Bu yazışmaların esası 7. Ağır Ceza Mahkemesi’nden çıkacak karar ile uluslararası tahkimde süren davada avantaj elde edilmek istenmesi. Ben açıkçası böyle bir kararın ICSID hakimlerinin vereceği kararda zerre kadar etkisi olacağını sanmıyorum.

Türk tarafının bu davadaki hassasiyetini de anlıyorum. Ancak Enerji Bakanlığı’ndan Adalet Bakanlığı’na oradan da savcılığa giden bu yazıyı, hukukun üstünlüğüne inanmış herhangi birinin kabul etmesi mümkün değil.

Davada Türkiye’nin enerjisini bu tip çetrefilli işlere değil, davanın özüne kullanması gerekir.
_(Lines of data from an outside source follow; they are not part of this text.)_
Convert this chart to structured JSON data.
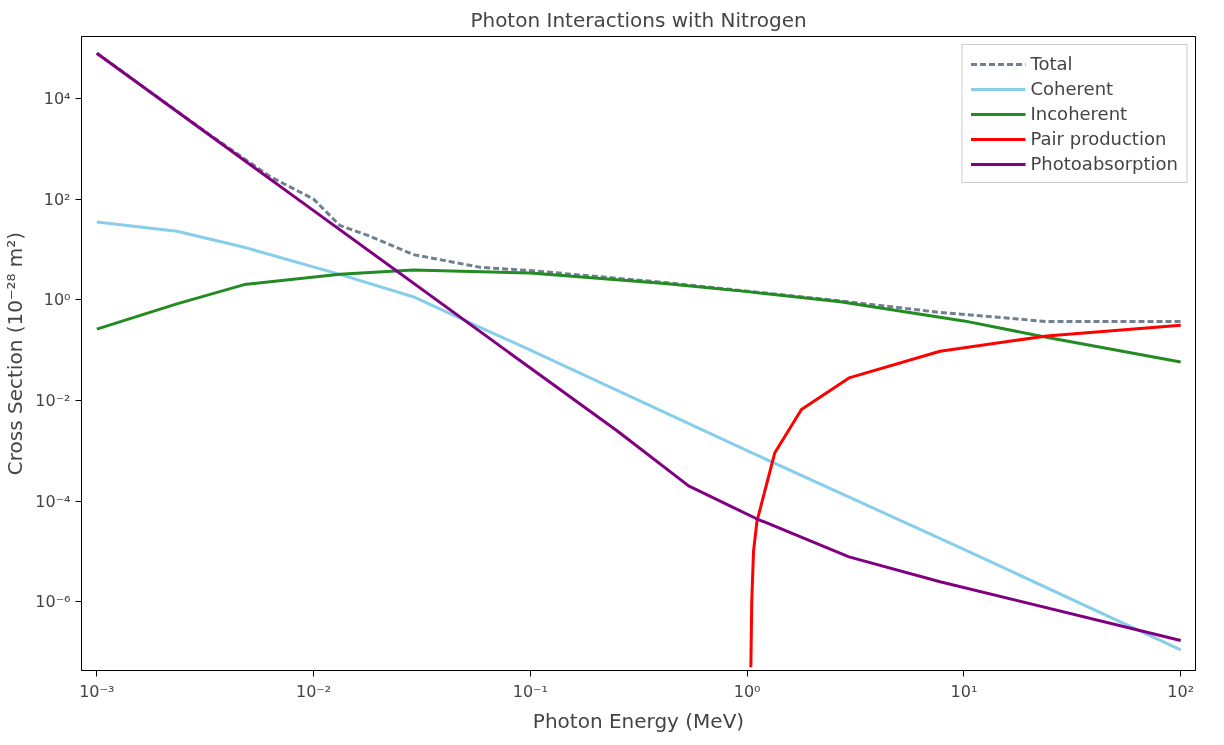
{
  "chart_data": {
    "type": "line",
    "title": "Photon Interactions with Nitrogen",
    "xlabel": "Photon Energy (MeV)",
    "ylabel": "Cross Section (10⁻²⁸ m²)",
    "log": "xy",
    "grid": false,
    "legend": "top right",
    "xlim": [
      0.00085,
      117
    ],
    "ylim": [
      4.3e-08,
      170000
    ],
    "xticks": [
      {
        "value": 0.001,
        "label": "10⁻³"
      },
      {
        "value": 0.01,
        "label": "10⁻²"
      },
      {
        "value": 0.1,
        "label": "10⁻¹"
      },
      {
        "value": 1,
        "label": "10⁰"
      },
      {
        "value": 10,
        "label": "10¹"
      },
      {
        "value": 100,
        "label": "10²"
      }
    ],
    "yticks": [
      {
        "value": 1e-06,
        "label": "10⁻⁶"
      },
      {
        "value": 0.0001,
        "label": "10⁻⁴"
      },
      {
        "value": 0.01,
        "label": "10⁻²"
      },
      {
        "value": 1,
        "label": "10⁰"
      },
      {
        "value": 100,
        "label": "10²"
      },
      {
        "value": 10000,
        "label": "10⁴"
      }
    ],
    "series": [
      {
        "name": "Total",
        "color": "#708090",
        "line_style": "dashed",
        "x": [
          0.001,
          0.00316,
          0.0063,
          0.01,
          0.0132,
          0.0178,
          0.0288,
          0.0589,
          0.1,
          0.417,
          1,
          2.69,
          7.76,
          24,
          100
        ],
        "values": [
          79000,
          2200,
          280,
          100,
          30,
          19,
          7.9,
          4.4,
          3.8,
          2.2,
          1.48,
          0.95,
          0.56,
          0.37,
          0.37
        ]
      },
      {
        "name": "Coherent",
        "color": "#87ceeb",
        "x": [
          0.001,
          0.00234,
          0.00479,
          0.0132,
          0.0288,
          0.0589,
          0.1,
          1,
          10,
          100
        ],
        "values": [
          35,
          23,
          11,
          3.2,
          1.15,
          0.28,
          0.1,
          0.001,
          1.1e-05,
          1.1e-07
        ]
      },
      {
        "name": "Incoherent",
        "color": "#228b22",
        "x": [
          0.001,
          0.00234,
          0.00479,
          0.0132,
          0.0288,
          0.1,
          0.417,
          1,
          2.69,
          10,
          24,
          100
        ],
        "values": [
          0.26,
          0.83,
          2.0,
          3.2,
          3.9,
          3.4,
          2.1,
          1.45,
          0.91,
          0.38,
          0.18,
          0.058
        ]
      },
      {
        "name": "Pair production",
        "color": "#ff0000",
        "x": [
          1.04,
          1.05,
          1.07,
          1.11,
          1.34,
          1.78,
          2.95,
          7.76,
          24,
          100
        ],
        "values": [
          5e-08,
          1e-06,
          1e-05,
          4e-05,
          0.0009,
          0.0066,
          0.028,
          0.095,
          0.19,
          0.31
        ]
      },
      {
        "name": "Photoabsorption",
        "color": "#800080",
        "x": [
          0.001,
          0.01,
          0.1,
          0.251,
          0.537,
          1.1,
          2.95,
          7.76,
          100
        ],
        "values": [
          79000,
          59,
          0.044,
          0.0025,
          0.0002,
          4.5e-05,
          7.8e-06,
          2.5e-06,
          1.7e-07
        ]
      }
    ]
  }
}
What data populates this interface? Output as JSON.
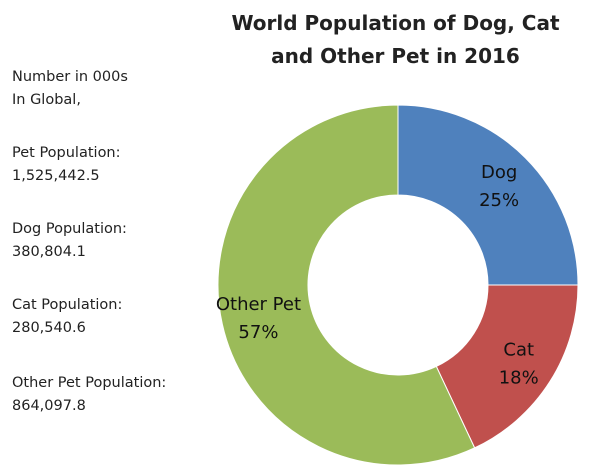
{
  "chart_data": {
    "type": "pie",
    "title_lines": [
      "World Population of Dog, Cat",
      "and Other Pet in 2016"
    ],
    "categories": [
      "Dog",
      "Cat",
      "Other Pet"
    ],
    "values": [
      25,
      18,
      57
    ],
    "value_labels": [
      "25%",
      "18%",
      "57%"
    ],
    "colors": [
      "#4f81bd",
      "#c0504d",
      "#9bbb59"
    ]
  },
  "info": {
    "lines": [
      {
        "a": "Number in 000s",
        "b": "In Global,"
      },
      {
        "a": "Pet Population:",
        "b": "1,525,442.5"
      },
      {
        "a": "Dog Population:",
        "b": "380,804.1"
      },
      {
        "a": "Cat Population:",
        "b": "280,540.6"
      },
      {
        "a": "Other Pet Population:",
        "b": "864,097.8"
      }
    ]
  }
}
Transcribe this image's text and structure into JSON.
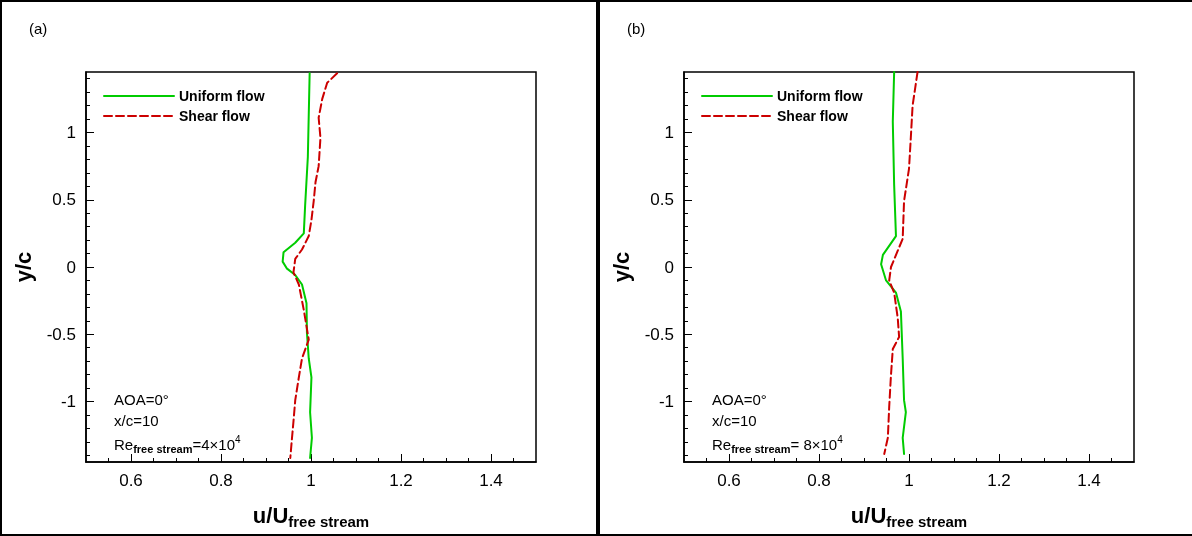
{
  "chart_data": [
    {
      "type": "line",
      "title": "(a)",
      "xlabel": "u/U$_{free stream}$",
      "ylabel": "y/c",
      "xlim": [
        0.5,
        1.5
      ],
      "xticks": [
        0.6,
        0.8,
        1,
        1.2,
        1.4
      ],
      "ylim": [
        -1.45,
        1.45
      ],
      "yticks": [
        -1,
        -0.5,
        0,
        0.5,
        1
      ],
      "legend": "top left",
      "marker": "none",
      "grid": false,
      "annotations": [
        "AOA=0°",
        "x/c=10",
        "Re$_{free stream}$=4×10$^{4}$"
      ],
      "series": [
        {
          "name": "Uniform flow",
          "color": "#00cc00",
          "line_style": "solid",
          "x": [
            0.997,
            0.993,
            0.987,
            0.984,
            0.965,
            0.939,
            0.937,
            0.946,
            0.965,
            0.98,
            0.99,
            0.991,
            0.995,
            1.001,
            0.998,
            1.002,
            0.998
          ],
          "values": [
            1.44,
            0.82,
            0.46,
            0.25,
            0.18,
            0.11,
            0.04,
            -0.01,
            -0.06,
            -0.13,
            -0.27,
            -0.49,
            -0.68,
            -0.82,
            -1.08,
            -1.27,
            -1.42
          ]
        },
        {
          "name": "Shear flow",
          "color": "#cc0000",
          "line_style": "dashed",
          "x": [
            1.058,
            1.036,
            1.025,
            1.017,
            1.021,
            1.017,
            1.01,
            1.006,
            1.001,
            0.995,
            0.98,
            0.965,
            0.961,
            0.973,
            0.984,
            0.995,
            0.98,
            0.973,
            0.965,
            0.961,
            0.957,
            0.954
          ],
          "values": [
            1.44,
            1.37,
            1.25,
            1.11,
            0.96,
            0.75,
            0.63,
            0.49,
            0.35,
            0.23,
            0.13,
            0.06,
            -0.04,
            -0.13,
            -0.32,
            -0.54,
            -0.68,
            -0.82,
            -0.99,
            -1.15,
            -1.3,
            -1.42
          ]
        }
      ]
    },
    {
      "type": "line",
      "title": "(b)",
      "xlabel": "u/U$_{free stream}$",
      "ylabel": "y/c",
      "xlim": [
        0.5,
        1.5
      ],
      "xticks": [
        0.6,
        0.8,
        1,
        1.2,
        1.4
      ],
      "ylim": [
        -1.45,
        1.45
      ],
      "yticks": [
        -1,
        -0.5,
        0,
        0.5,
        1
      ],
      "legend": "top left",
      "marker": "none",
      "grid": false,
      "annotations": [
        "AOA=0°",
        "x/c=10",
        "Re$_{free stream}$= 8×10$^{4}$"
      ],
      "series": [
        {
          "name": "Uniform flow",
          "color": "#00cc00",
          "line_style": "solid",
          "x": [
            0.967,
            0.964,
            0.967,
            0.971,
            0.942,
            0.938,
            0.949,
            0.971,
            0.982,
            0.986,
            0.989,
            0.993,
            0.986,
            0.989
          ],
          "values": [
            1.45,
            1.08,
            0.61,
            0.23,
            0.09,
            0.02,
            -0.1,
            -0.19,
            -0.33,
            -0.68,
            -0.99,
            -1.08,
            -1.27,
            -1.39
          ]
        },
        {
          "name": "Shear flow",
          "color": "#cc0000",
          "line_style": "dashed",
          "x": [
            1.019,
            1.008,
            1.004,
            1.0,
            0.989,
            0.986,
            0.96,
            0.956,
            0.967,
            0.975,
            0.978,
            0.964,
            0.96,
            0.956,
            0.953,
            0.945
          ],
          "values": [
            1.45,
            1.2,
            0.96,
            0.73,
            0.49,
            0.21,
            0.0,
            -0.1,
            -0.19,
            -0.38,
            -0.52,
            -0.61,
            -0.8,
            -1.04,
            -1.27,
            -1.39
          ]
        }
      ]
    }
  ]
}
Bu belgeler bana kadar geldiyse ICSID hakimlerine de sunulmuştur. 7 Ağır Ceza Mahkemesi’nden çıkacak karar değil ancak o kararı manipüle etme gayreti ICSID’ı etkileyebilir. Libananco davasında hukukun üstünlüğüne ve bağımsızlığına vurulacak darbeler daha önce örneği görüldüğü gibi bizi çok zor durumda bırakacaktır.